Bref j'étais perdu dans un univers trop étranger et
trop peu contrasté, pourtant source de bonheurs vibratoires,
seul avec ma jeune conscience et l'écran de TV. Je crois bien
d'ailleurs n'avoir jamais vu un Rohmer au cinéma.
Je
fus enfin pleinement content de Rohmer avec « Le maire,
l'arbre et la médiathèque », je pouvais ne
plus avoir honte de dire que j'avais presque tout vu d'un
réalisateur pas vraiment grand public avec un film qui
réussissait à ne pas le trahir. Tout en ouvrant une
porte ensoleillée sur un autre auditoire. Il a surtout prouvé
qu'un grand réalisateur peut toujours faire un film « comme
tout le monde », ce n'est pas la difficulté, mais
c'est dans son univers qu'il puise sa force d'artiste et non dans
l'industrie du plus grand nombre.
Contrairement
aux films d'auteurs « chiants » à la
française, Rohmer sauve toujours les meubles avec des
dialogues qui posent question. Sur l'intelligence des humains, sur
leur petitesses, sur l'ennuyant néant.

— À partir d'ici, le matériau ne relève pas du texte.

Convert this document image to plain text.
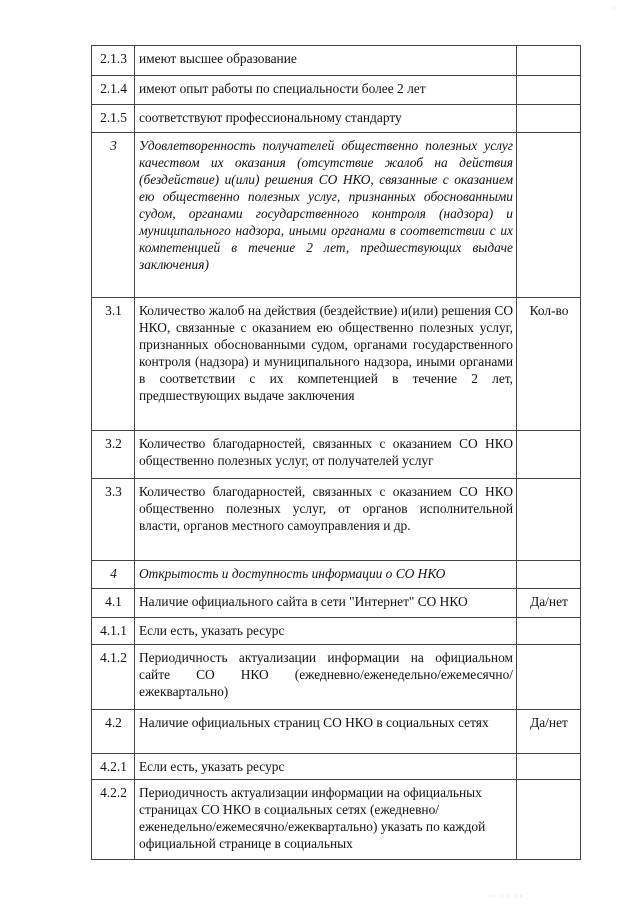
2.1.3	имеют высшее образование	
2.1.4	имеют опыт работы по специальности более 2 лет	
2.1.5	соответствуют профессиональному стандарту	
3	Удовлетворенность получателей общественно полезных услуг качеством их оказания (отсутствие жалоб на действия (бездействие) и(или) решения СО НКО, связанные с оказанием ею общественно полезных услуг, признанных обоснованными судом, органами государственного контроля (надзора) и муниципального надзора, иными органами в соответствии с их компетенцией в течение 2 лет, предшествующих выдаче заключения)	
3.1	Количество жалоб на действия (бездействие) и(или) решения СО НКО, связанные с оказанием ею общественно полезных услуг, признанных обоснованными судом, органами государственного контроля (надзора) и муниципального надзора, иными органами в соответствии с их компетенцией в течение 2 лет, предшествующих выдаче заключения	Кол-во
3.2	Количество благодарностей, связанных с оказанием СО НКО общественно полезных услуг, от получателей услуг	
3.3	Количество благодарностей, связанных с оказанием СО НКО общественно полезных услуг, от органов исполнительной власти, органов местного самоуправления и др.	
4	Открытость и доступность информации о СО НКО	
4.1	Наличие официального сайта в сети "Интернет" СО НКО	Да/нет
4.1.1	Если есть, указать ресурс	
4.1.2	Периодичность актуализации информации на официальном сайте СО НКО (ежедневно/еженедельно/ежемесячно/ежеквартально)	
4.2	Наличие официальных страниц СО НКО в социальных сетях	Да/нет
4.2.1	Если есть, указать ресурс	
4.2.2	Периодичность актуализации информации на официальных страницах СО НКО в социальных сетях (ежедневно/еженедельно/ежемесячно/ежеквартально) указать по каждой официальной странице в социальных	
·
·· ·· ··
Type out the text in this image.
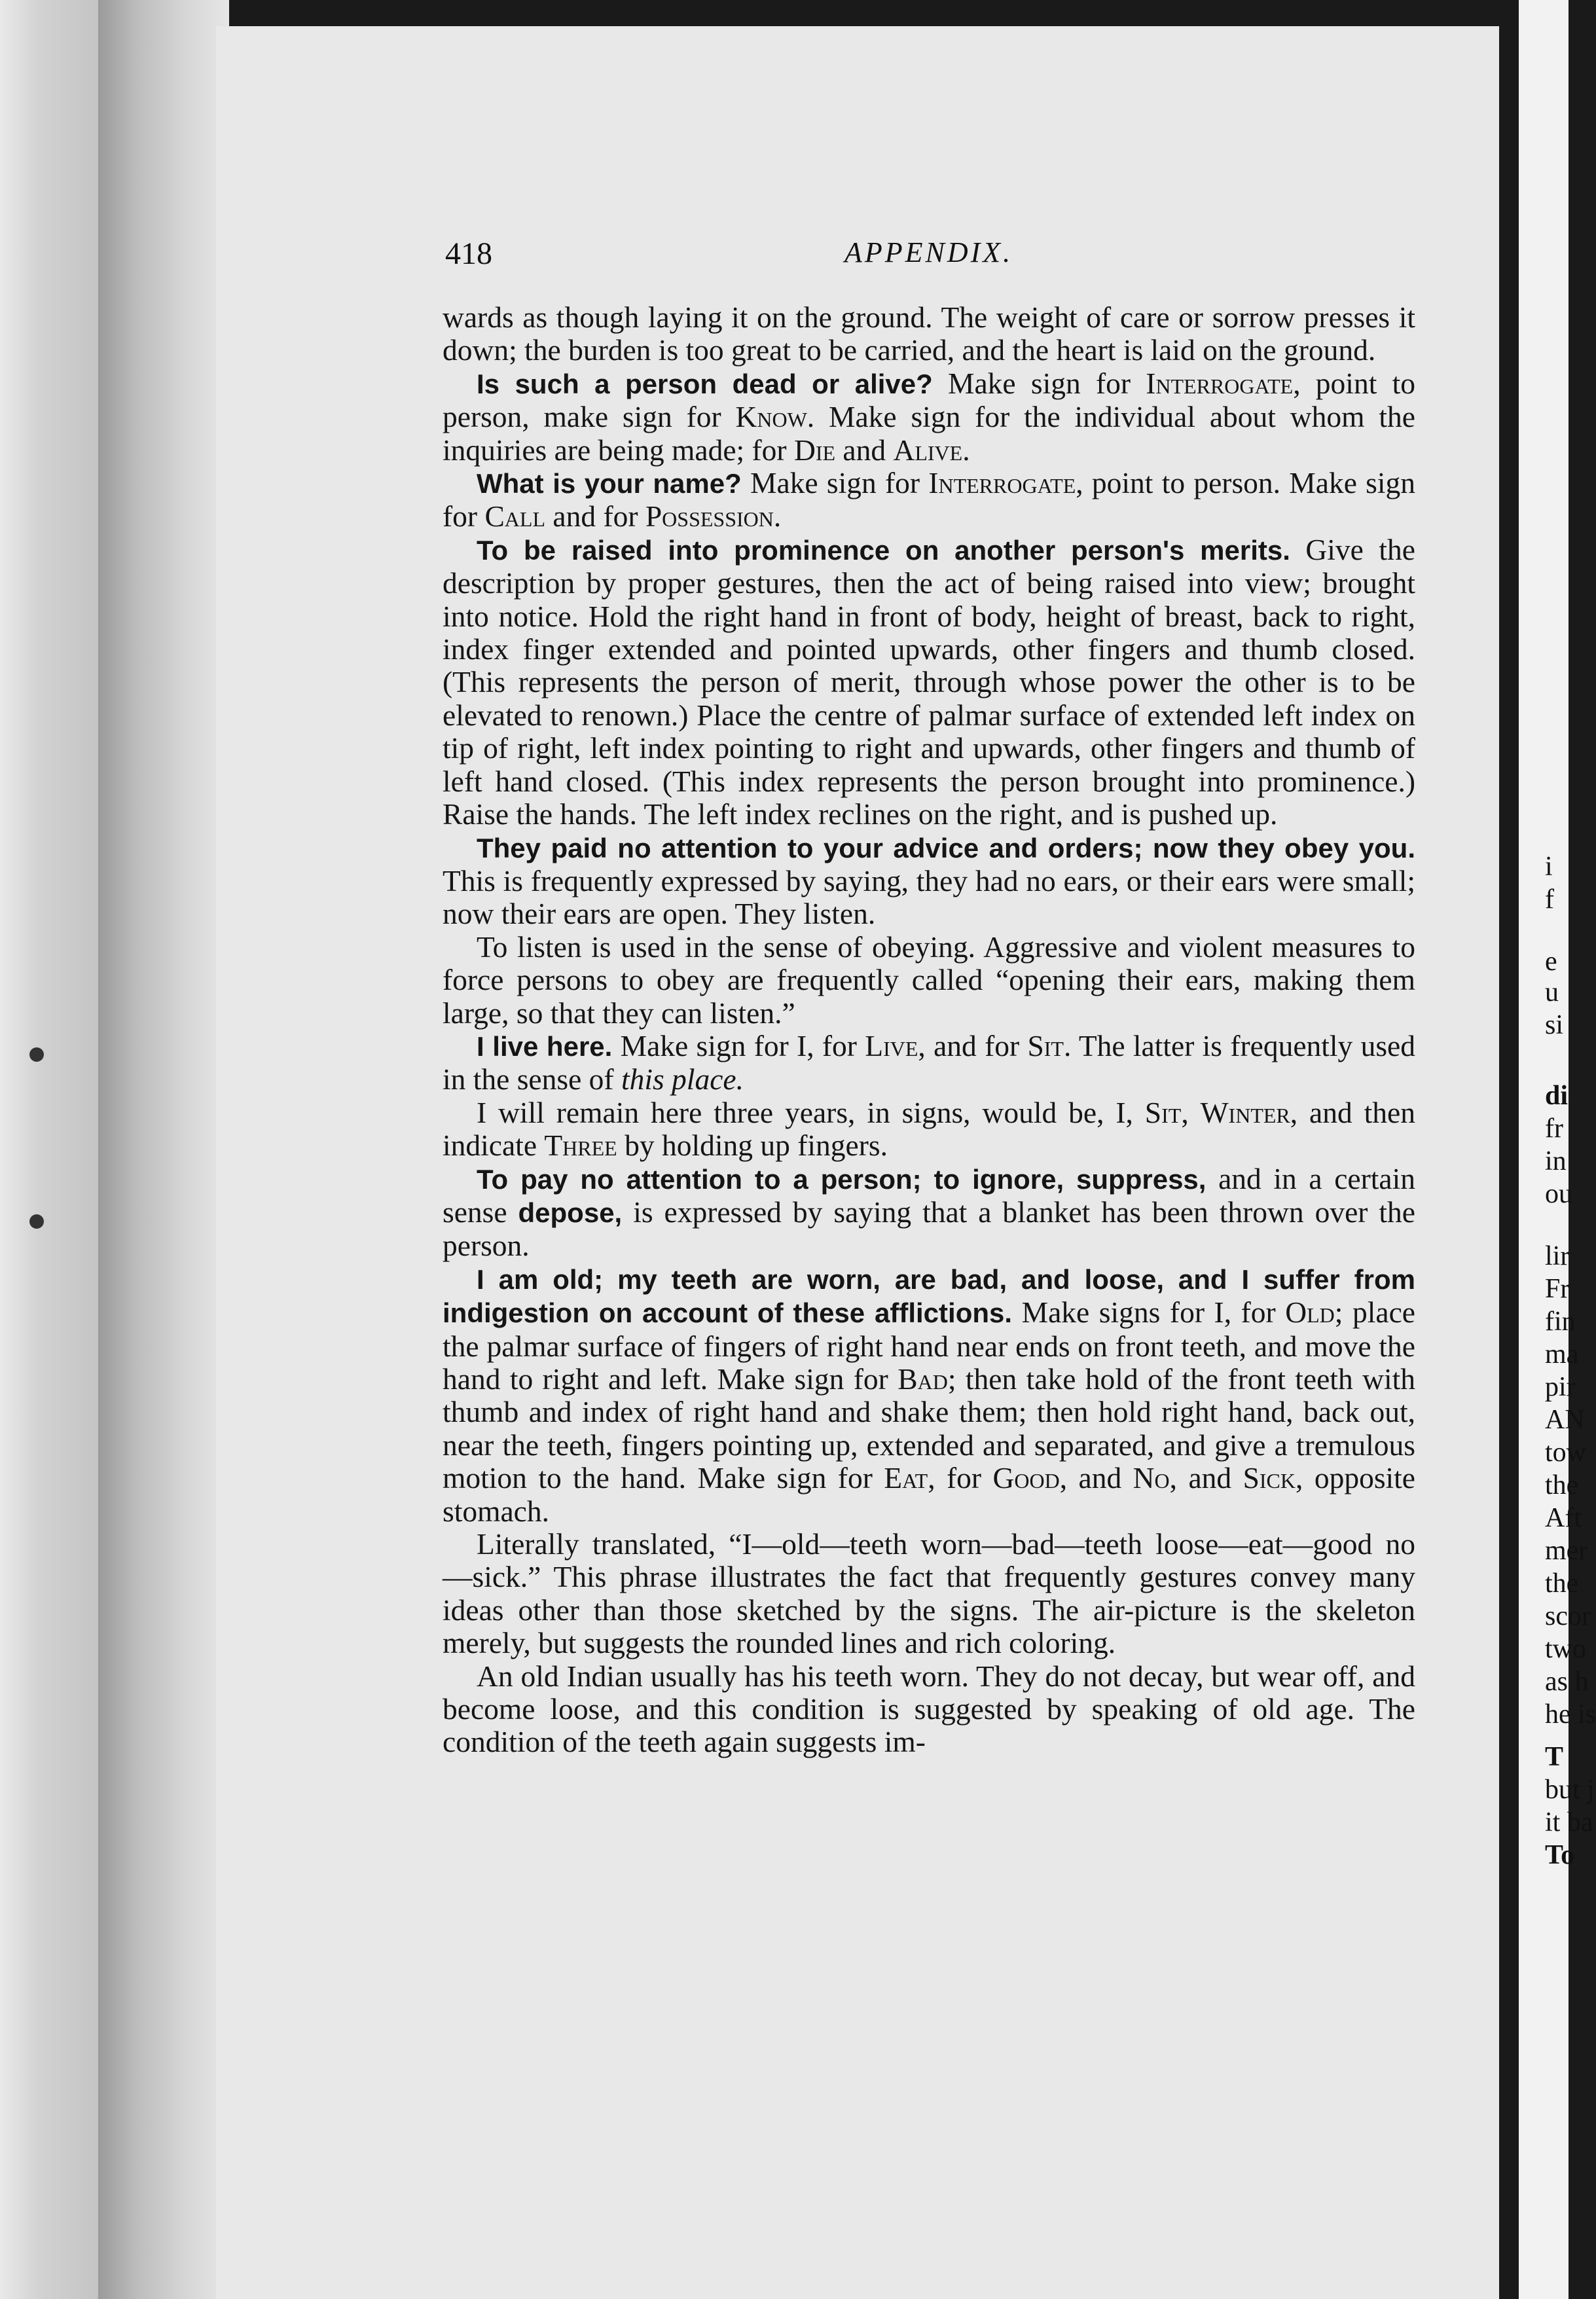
418	APPENDIX.

wards as though laying it on the ground. The weight of care or sorrow presses it down; the burden is too great to be carried, and the heart is laid on the ground.

Is such a person dead or alive? Make sign for Interrogate, point to person, make sign for Know. Make sign for the individual about whom the inquiries are being made; for Die and Alive.

What is your name? Make sign for Interrogate, point to person. Make sign for Call and for Possession.

To be raised into prominence on another person's merits. Give the description by proper gestures, then the act of being raised into view; brought into notice. Hold the right hand in front of body, height of breast, back to right, index finger extended and pointed upwards, other fingers and thumb closed. (This represents the person of merit, through whose power the other is to be elevated to renown.) Place the centre of palmar surface of extended left index on tip of right, left index pointing to right and upwards, other fingers and thumb of left hand closed. (This index represents the person brought into prominence.) Raise the hands. The left index reclines on the right, and is pushed up.

They paid no attention to your advice and orders; now they obey you. This is frequently expressed by saying, they had no ears, or their ears were small; now their ears are open. They listen.

To listen is used in the sense of obeying. Aggressive and violent measures to force persons to obey are frequently called “opening their ears, making them large, so that they can listen.”

I live here. Make sign for I, for Live, and for Sit. The latter is frequently used in the sense of this place.

I will remain here three years, in signs, would be, I, Sit, Winter, and then indicate Three by holding up fingers.

To pay no attention to a person; to ignore, suppress, and in a certain sense depose, is expressed by saying that a blanket has been thrown over the person.

I am old; my teeth are worn, are bad, and loose, and I suffer from indigestion on account of these afflictions. Make signs for I, for Old; place the palmar surface of fingers of right hand near ends on front teeth, and move the hand to right and left. Make sign for Bad; then take hold of the front teeth with thumb and index of right hand and shake them; then hold right hand, back out, near the teeth, fingers pointing up, extended and separated, and give a tremulous motion to the hand. Make sign for Eat, for Good, and No, and Sick, opposite stomach.

Literally translated, “I—old—teeth worn—bad—teeth loose—eat—good no—sick.” This phrase illustrates the fact that frequently gestures convey many ideas other than those sketched by the signs. The air-picture is the skeleton merely, but suggests the rounded lines and rich coloring.

An old Indian usually has his teeth worn. They do not decay, but wear off, and become loose, and this condition is suggested by speaking of old age. The condition of the teeth again suggests im-

i
f
e
u
si
di
fr
in
ou
lir
Fr
fin
ma
pir
AN
tow
the
Aft
mer
the
scor
two
as h
he is
T
but j
it ba
To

Et avec un style
inimitable que l'on reconnaissait presque toujours au premier plan.
Ce que saura
finalement reprendre Emmanuel Mouret avec l'humour et la
décontraction d'un jeune réalisateur qui aime plus le
cinéma que les hommes tout en ayant sans doute le même
bagage culturel que Rohmer.
Il
me manque dans ma cinéphilie de carton sa période
nouvelle vague, je n'ai vu que des extraits du « genou de
Claire » et peut-être entièrement « Ma
nuit chez Maud » à la vidéothèque de
Paris, sans en être sûr, j'étais déjà
trop vieux avec trop de contraintes de jeune salarié pour
prendre le temps de « lire » ces films en
1980. Mais aussi ses derniers films en costumes, trop loin de
« mon » Rohmer. Il m'a toujours semblé
exclusivement contemporain, puisque c'était le seul qui
savait filmer le quotidien des rues et des appartements sans
spectaculaire, juste avec des vrais gens de notre siècle
dedans.
Rohmer
me restera mystère, autant son œuvre multiple que son
itinéraire intellectuel.
Je
me sens à la fois très proche physiquement d'un tel
homme et très éloigné, aimant plus la beauté
visuelle et sensorielle du monde (sans l'humanité par
milliards s'entend) que le processus cognitif disséqué
de notre tribu, seule façade existante pour cet intellectuel
exigeant et déjà d'un siècle passé par
sa morale lointaine de toute religion.
Bref
je suis un débile un peu cultivé et esthétisant
se contentant d'expériences visuelles et auditives là
où Rohmer était capable d'analyses à la
recherche du sens ou de la structure de ce même monde. Il m'a
apporté beaucoup, pas du divertissement, de l'humour, de la
peur ou des larmes de mélodrames, peut-être simplement
de l'« autre ».
Merci
l'artiste et bon vent.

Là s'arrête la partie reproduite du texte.